Op en rond het Leidseplein wemelt het van de café´s. Dat geldt voor de tegenwoordige tijd net zozeer als voor de oorlogsjaren.
Tot half september 1941 kan iedereen in de café´s terecht: Joden zowel als niet-Joden. Officieel althans: de hooggelaarsde
mannen van de WA trekken dan al maandenlang met borden die Joden moeten weren langs diverse etablissementen in de stad. En ook voor de burger in doorsneekleding moeten
Joden soms op hun hoede zijn.
Op 19 september 1941 bevinden zich onder de bezoekers van één
van de café´s op het Leidseplein een sergeant van de Wehrmacht en een beeldhouwer. Om 20.45 uur
lopen zij het politiebureau in. Nadat de Feldwebel zijn relaas gedaan heeft,
blijft de beeldhouwer achter. Wachtend op wat komen gaat.
Want wachten moet hij: hij heeft zijn persoonsbewijs niet
bij zich. Wel een verblijfsvergunning waarop zijn gegevens staan, maar hij moet
zich legitimeren met zijn persoonsbewijs. Dat is inmiddels de regel, zowel voor
niet-Joden als voor Joden. Burgers die hun PB niet kunnen tonen, moeten mee naar het politiebureau en wachten tot het persoonsbewijs door een familielid of vriend wordt gebracht. Ook na een simpel vergrijp als fietsen zonder achterlicht.

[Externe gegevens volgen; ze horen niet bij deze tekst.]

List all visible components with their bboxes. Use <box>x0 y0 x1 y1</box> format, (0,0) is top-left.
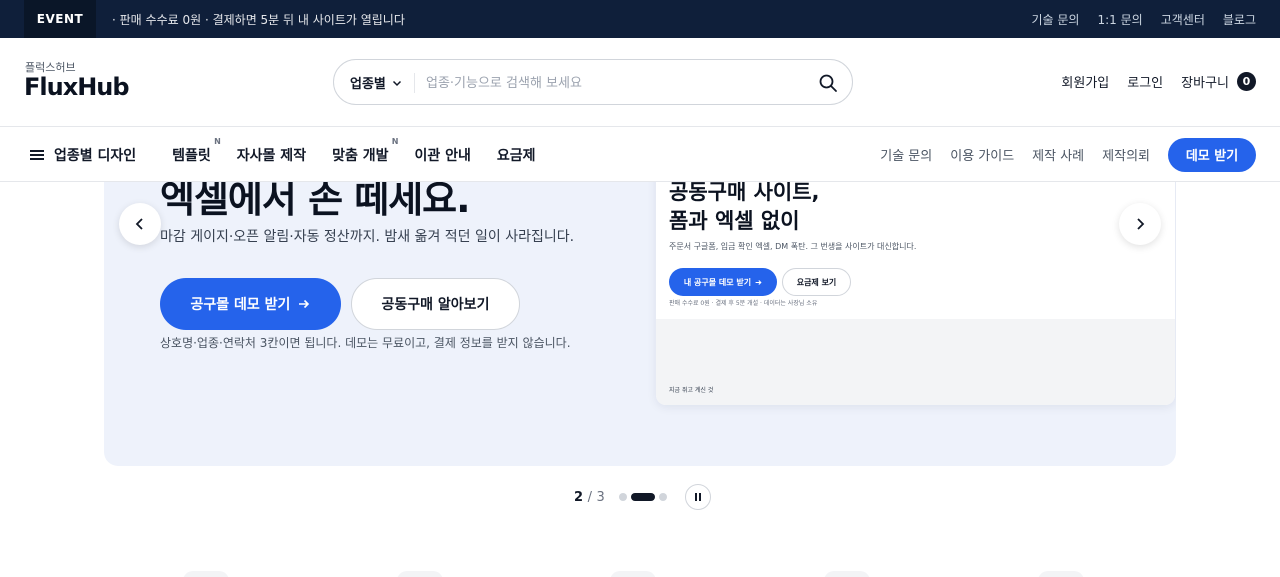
event-tag[interactable]: EVENT <box>24 0 96 38</box>
search-input[interactable] <box>426 68 806 98</box>
nav-item-templates[interactable]: 템플릿 N <box>172 137 221 165</box>
slide-dot-3[interactable] <box>658 493 667 501</box>
nav-link-cases[interactable]: 제작 사례 <box>1032 145 1084 164</box>
preview-card-title-line1: 공동구매 사이트, <box>669 180 820 204</box>
arrow-right-icon <box>755 279 762 285</box>
nav-left: 업종별 디자인 템플릿 N 자사몰 제작 맞춤 개발 N 이관 안내 요금제 <box>30 127 562 182</box>
top-links: 기술 문의 1:1 문의 고객센터 블로그 <box>1032 11 1257 28</box>
cart-count-badge: 0 <box>1237 72 1256 91</box>
get-demo-button-label: 공구몰 데모 받기 <box>190 297 291 313</box>
preview-card-title-line2: 폼과 엑셀 없이 <box>669 209 800 233</box>
prev-slide-button[interactable] <box>119 203 161 245</box>
industry-design-menu[interactable]: 업종별 디자인 <box>30 145 136 165</box>
top-link-customer-center[interactable]: 고객센터 <box>1161 11 1205 28</box>
nav-demo-button[interactable]: 데모 받기 <box>1168 137 1256 172</box>
preview-card-bottom: 지금 쥐고 계신 것 <box>656 319 1175 405</box>
top-link-one-to-one[interactable]: 1:1 문의 <box>1097 11 1142 28</box>
nav-right: 기술 문의 이용 가이드 제작 사례 제작의뢰 데모 받기 <box>880 127 1256 182</box>
cart-label: 장바구니 <box>1181 76 1229 91</box>
search-divider <box>414 73 415 93</box>
chevron-left-icon <box>135 218 143 230</box>
nav-item-custom-dev[interactable]: 맞춤 개발 N <box>332 137 398 165</box>
slide-separator: / <box>587 489 592 505</box>
nav-item-label: 자사몰 제작 <box>236 147 307 164</box>
category-tile <box>183 571 229 577</box>
logo[interactable]: FluxHub <box>24 73 130 101</box>
nav-item-label: 템플릿 <box>172 147 211 164</box>
chevron-right-icon <box>1137 218 1145 230</box>
nav-item-migration[interactable]: 이관 안내 <box>414 145 470 165</box>
nav-item-label: 맞춤 개발 <box>332 147 389 164</box>
nav-link-guide[interactable]: 이용 가이드 <box>950 145 1014 164</box>
preview-card-title: 공동구매 사이트, 폼과 엑셀 없이 <box>669 178 820 236</box>
preview-card-bottom-text: 지금 쥐고 계신 것 <box>669 387 714 394</box>
nav-item-label: 이관 안내 <box>414 147 471 164</box>
hero-description: 마감 게이지·오픈 알림·자동 정산까지. 밤새 옮겨 적던 일이 사라집니다. <box>160 229 575 245</box>
search-bar: 업종별 <box>333 59 853 105</box>
slide-dot-1[interactable] <box>618 493 627 501</box>
category-tile <box>397 571 443 577</box>
industry-design-label: 업종별 디자인 <box>54 147 137 164</box>
preview-demo-button-label: 내 공구몰 데모 받기 <box>683 277 752 287</box>
slide-counter: 2 / 3 <box>574 490 605 505</box>
nav-item-pricing[interactable]: 요금제 <box>497 145 536 165</box>
new-badge: N <box>391 136 399 146</box>
slide-pager: 2 / 3 <box>574 484 711 510</box>
slide-current: 2 <box>574 489 584 505</box>
category-tile <box>610 571 656 577</box>
search-icon[interactable] <box>818 73 838 93</box>
category-tile <box>824 571 870 577</box>
get-demo-button[interactable]: 공구몰 데모 받기 <box>160 278 341 330</box>
preview-card-description: 주문서 구글폼, 입금 확인 엑셀, DM 폭탄. 그 번생을 사이트가 대신합… <box>669 242 917 251</box>
search-category-select[interactable]: 업종별 <box>350 73 402 92</box>
nav-link-tech-inquiry[interactable]: 기술 문의 <box>880 145 932 164</box>
preview-demo-button[interactable]: 내 공구몰 데모 받기 <box>669 268 777 296</box>
hamburger-icon <box>30 149 44 160</box>
slide-total: 3 <box>596 489 605 505</box>
event-bar: EVENT · 판매 수수료 0원 · 결제하면 5분 뒤 내 사이트가 열립니… <box>0 0 1280 38</box>
preview-card-note: 판매 수수료 0원 · 결제 후 5분 개설 · 데이터는 사장님 소유 <box>669 300 818 307</box>
signup-link[interactable]: 회원가입 <box>1061 72 1109 91</box>
pause-button[interactable] <box>684 484 711 510</box>
arrow-right-icon <box>299 299 310 309</box>
nav-item-own-mall[interactable]: 자사몰 제작 <box>237 145 306 165</box>
search-category-label: 업종별 <box>350 77 386 92</box>
hero-slide: 엑셀에서 손 떼세요. 마감 게이지·오픈 알림·자동 정산까지. 밤새 옮겨 … <box>104 140 1176 466</box>
login-link[interactable]: 로그인 <box>1127 72 1163 91</box>
nav-link-request[interactable]: 제작의뢰 <box>1102 145 1150 164</box>
event-text[interactable]: · 판매 수수료 0원 · 결제하면 5분 뒤 내 사이트가 열립니다 <box>112 11 405 28</box>
preview-pricing-button[interactable]: 요금제 보기 <box>782 268 851 296</box>
cart-link[interactable]: 장바구니 0 <box>1181 72 1256 91</box>
next-slide-button[interactable] <box>1119 203 1161 245</box>
category-tile <box>1038 571 1084 577</box>
main-nav: 업종별 디자인 템플릿 N 자사몰 제작 맞춤 개발 N 이관 안내 요금제 기술 … <box>0 127 1280 182</box>
hero-note: 상호명·업종·연락처 3칸이면 됩니다. 데모는 무료이고, 결제 정보를 받지… <box>160 336 571 350</box>
pause-icon <box>694 493 702 501</box>
new-badge: N <box>214 136 221 146</box>
nav-item-label: 요금제 <box>496 147 536 164</box>
top-link-tech-inquiry[interactable]: 기술 문의 <box>1032 11 1080 28</box>
site-header: 플럭스허브 FluxHub 업종별 회원가입 로그인 장바구니 0 <box>0 38 1280 127</box>
slide-dot-2[interactable] <box>630 493 655 501</box>
chevron-down-icon <box>392 80 401 86</box>
top-link-blog[interactable]: 블로그 <box>1223 11 1256 28</box>
header-actions: 회원가입 로그인 장바구니 0 <box>1061 72 1256 91</box>
learn-group-buy-button[interactable]: 공동구매 알아보기 <box>351 278 520 330</box>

De beeldhouwer verklaart dat hij ´inderdaad jood´ is. Door
in een café te komen, overtreedt hij verordening 138, die vanaf 15 september
1941 geldt. Bezoek aan café´s, schouwburgen, parken, bibliotheken (o.a.): het
is sinds die dag voor Joden verboden. Maar de beeldhouwer zegt de verordening
niet te kennen.
De politie lijkt daar niet echt een antwoord op te hebben. Wat
eventueel teruggezegd is, verbaal of non-verbaal, staat in ieder geval niet
genoteerd. Het is een overtreding die maar zeer incidenteel in de politieboeken voorkomt (ik ben in mijn onderzoek precies één vergelijkbaar voorbeeld tegengekomen, waarover in de betreffende maand, november, meer).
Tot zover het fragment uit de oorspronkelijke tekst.